Wednesday, November 16, 2011

Mozart's Sister (November 18th, 19th and 20th at the Cleveland Cinematheque)

[MOZART'S SISTER screens Friday November 18th at 9:25 pm, Saturday November 19th at 7:10 pm and Sunday November 20th at 3:45 pm at the Cleveland Cinematheque.]
Review by Bob Ignizio

For women in the 18th century, even wealth and talent offered little escape from proscribed gender roles. The film MOZART'S SISTER (Nannerl, la sœur de Mozart) puts forth the notion that Nannerl (Marie Féret), the older sister of Wolfgang Amadeus Mozart (David Moreau), may well have been just as talented a musician and composer as her sibling. Her father Leopold (Marc Barbé) is surely aware of this fact, and for a time he's just as willing to exploit her talents as he is those of her brother. However, Leopold takes great pains to keep Nannerl from playing the violin (the harpsichord is considered far more suitable for a young lady), and refuses to teach her how to compose music. She may not know how to write it down properly, but the music is there in Nannerl's head nonetheless.

The film follows the family, which also includes Leopold's wife and  mother of the children Anna Maria (Delphine Chuillot), as they travel and perform throughout Europe. Along the way they meet 3 daughters of the King of France who have been sent to live in a Convent, never to be seen by their parents again. Nannerl strikes up a friendship with Louise de France (Lisa Féret) who, had she been born male, would be the heir to the throne. It is through Louise that Nannerl gains entree to the Dauphin himself (Clovis Fouin). The young is prince enamored of Nannerl's musical abilities, and perhaps more than that.

I have my doubts as to the historical accuracy of much of the film's plot, but that doesn't stop MOZART'S SISTER from being a good film and getting across its major theme on the repression of women. Obviously things have improved considerably in the realm of gender equality over the passing of centuries, but even today there are those who will try to tell young girls (and boys, for that matter) that something they feel passionately about and have a gift for isn't for them simply because they were born with the "wrong" set of reproductive organs. This film makes clear just how sad that really is.

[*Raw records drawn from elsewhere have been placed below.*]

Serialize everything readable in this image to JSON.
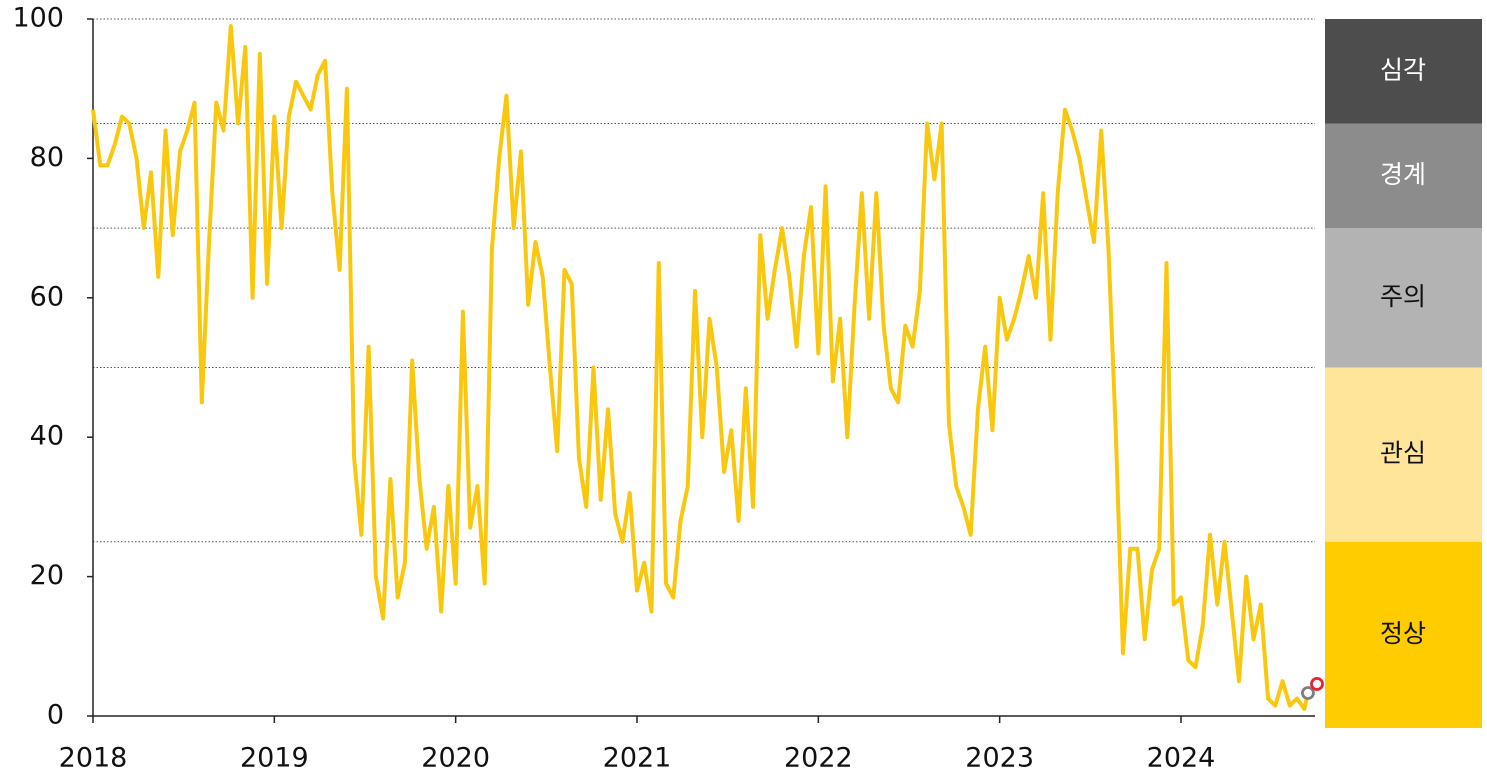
{
  "chart_data": {
    "type": "line",
    "xlim": [
      2018,
      2024.75
    ],
    "xticks": [
      2018,
      2019,
      2020,
      2021,
      2022,
      2023,
      2024
    ],
    "ylim": [
      0,
      100
    ],
    "yticks": [
      0,
      20,
      40,
      60,
      80,
      100
    ],
    "series": [
      {
        "color": "#f9c80e",
        "x": [
          2018,
          2018.04,
          2018.08,
          2018.12,
          2018.16,
          2018.2,
          2018.24,
          2018.28,
          2018.32,
          2018.36,
          2018.4,
          2018.44,
          2018.48,
          2018.52,
          2018.56,
          2018.6,
          2018.64,
          2018.68,
          2018.72,
          2018.76,
          2018.8,
          2018.84,
          2018.88,
          2018.92,
          2018.96,
          2019,
          2019.04,
          2019.08,
          2019.12,
          2019.16,
          2019.2,
          2019.24,
          2019.28,
          2019.32,
          2019.36,
          2019.4,
          2019.44,
          2019.48,
          2019.52,
          2019.56,
          2019.6,
          2019.64,
          2019.68,
          2019.72,
          2019.76,
          2019.8,
          2019.84,
          2019.88,
          2019.92,
          2019.96,
          2020,
          2020.04,
          2020.08,
          2020.12,
          2020.16,
          2020.2,
          2020.24,
          2020.28,
          2020.32,
          2020.36,
          2020.4,
          2020.44,
          2020.48,
          2020.52,
          2020.56,
          2020.6,
          2020.64,
          2020.68,
          2020.72,
          2020.76,
          2020.8,
          2020.84,
          2020.88,
          2020.92,
          2020.96,
          2021,
          2021.04,
          2021.08,
          2021.12,
          2021.16,
          2021.2,
          2021.24,
          2021.28,
          2021.32,
          2021.36,
          2021.4,
          2021.44,
          2021.48,
          2021.52,
          2021.56,
          2021.6,
          2021.64,
          2021.68,
          2021.72,
          2021.76,
          2021.8,
          2021.84,
          2021.88,
          2021.92,
          2021.96,
          2022,
          2022.04,
          2022.08,
          2022.12,
          2022.16,
          2022.2,
          2022.24,
          2022.28,
          2022.32,
          2022.36,
          2022.4,
          2022.44,
          2022.48,
          2022.52,
          2022.56,
          2022.6,
          2022.64,
          2022.68,
          2022.72,
          2022.76,
          2022.8,
          2022.84,
          2022.88,
          2022.92,
          2022.96,
          2023,
          2023.04,
          2023.08,
          2023.12,
          2023.16,
          2023.2,
          2023.24,
          2023.28,
          2023.32,
          2023.36,
          2023.4,
          2023.44,
          2023.48,
          2023.52,
          2023.56,
          2023.6,
          2023.64,
          2023.68,
          2023.72,
          2023.76,
          2023.8,
          2023.84,
          2023.88,
          2023.92,
          2023.96,
          2024,
          2024.04,
          2024.08,
          2024.12,
          2024.16,
          2024.2,
          2024.24,
          2024.28,
          2024.32,
          2024.36,
          2024.4,
          2024.44,
          2024.48,
          2024.52,
          2024.56,
          2024.6,
          2024.64,
          2024.68,
          2024.7
        ],
        "values": [
          87,
          79,
          79,
          82,
          86,
          85,
          80,
          70,
          78,
          63,
          84,
          69,
          81,
          84,
          88,
          45,
          68,
          88,
          84,
          99,
          85,
          96,
          60,
          95,
          62,
          86,
          70,
          86,
          91,
          89,
          87,
          92,
          94,
          75,
          64,
          90,
          37,
          26,
          53,
          20,
          14,
          34,
          17,
          22,
          51,
          34,
          24,
          30,
          15,
          33,
          19,
          58,
          27,
          33,
          19,
          67,
          80,
          89,
          70,
          81,
          59,
          68,
          63,
          50,
          38,
          64,
          62,
          37,
          30,
          50,
          31,
          44,
          29,
          25,
          32,
          18,
          22,
          15,
          65,
          19,
          17,
          28,
          33,
          61,
          40,
          57,
          50,
          35,
          41,
          28,
          47,
          30,
          69,
          57,
          64,
          70,
          63,
          53,
          66,
          73,
          52,
          76,
          48,
          57,
          40,
          59,
          75,
          57,
          75,
          56,
          47,
          45,
          56,
          53,
          61,
          85,
          77,
          85,
          42,
          33,
          30,
          26,
          44,
          53,
          41,
          60,
          54,
          57,
          61,
          66,
          60,
          75,
          54,
          75,
          87,
          84,
          80,
          74,
          68,
          84,
          67,
          41,
          9,
          24,
          24,
          11,
          21,
          24,
          65,
          16,
          17,
          8,
          7,
          13,
          26,
          16,
          25,
          15,
          5,
          20,
          11,
          16,
          2.5,
          1.5,
          5,
          1.5,
          2.5,
          1,
          3.3
        ]
      }
    ],
    "markers": [
      {
        "x": 2024.7,
        "y": 3.3,
        "color": "#7f7f7f"
      },
      {
        "x": 2024.75,
        "y": 4.6,
        "color": "#e3262b"
      }
    ],
    "bands": [
      {
        "label": "정상",
        "from": 0,
        "to": 25,
        "color": "#ffcc00",
        "text_color": "#111111"
      },
      {
        "label": "관심",
        "from": 25,
        "to": 50,
        "color": "#ffe599",
        "text_color": "#111111"
      },
      {
        "label": "주의",
        "from": 50,
        "to": 70,
        "color": "#b3b3b3",
        "text_color": "#111111"
      },
      {
        "label": "경계",
        "from": 70,
        "to": 85,
        "color": "#8c8c8c",
        "text_color": "#ffffff"
      },
      {
        "label": "심각",
        "from": 85,
        "to": 100,
        "color": "#4d4d4d",
        "text_color": "#ffffff"
      }
    ]
  }
}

The period costumes and set design are convincing but not overly sumptuous, and the performances are much more subdued and realistic than the sort of Shakespearean affectations one often finds in historical dramas. This is a low key, leisurely film, and while perhaps a bit cold and distant at times, it is not to my mind boring. Of course there are those for whom a two hour period piece is going to be a snoozefest no matter how good it is, and I assume you know if that's you or not, but for those open to such things MOZART'S SISTER is quite good. 3 out of 4 stars.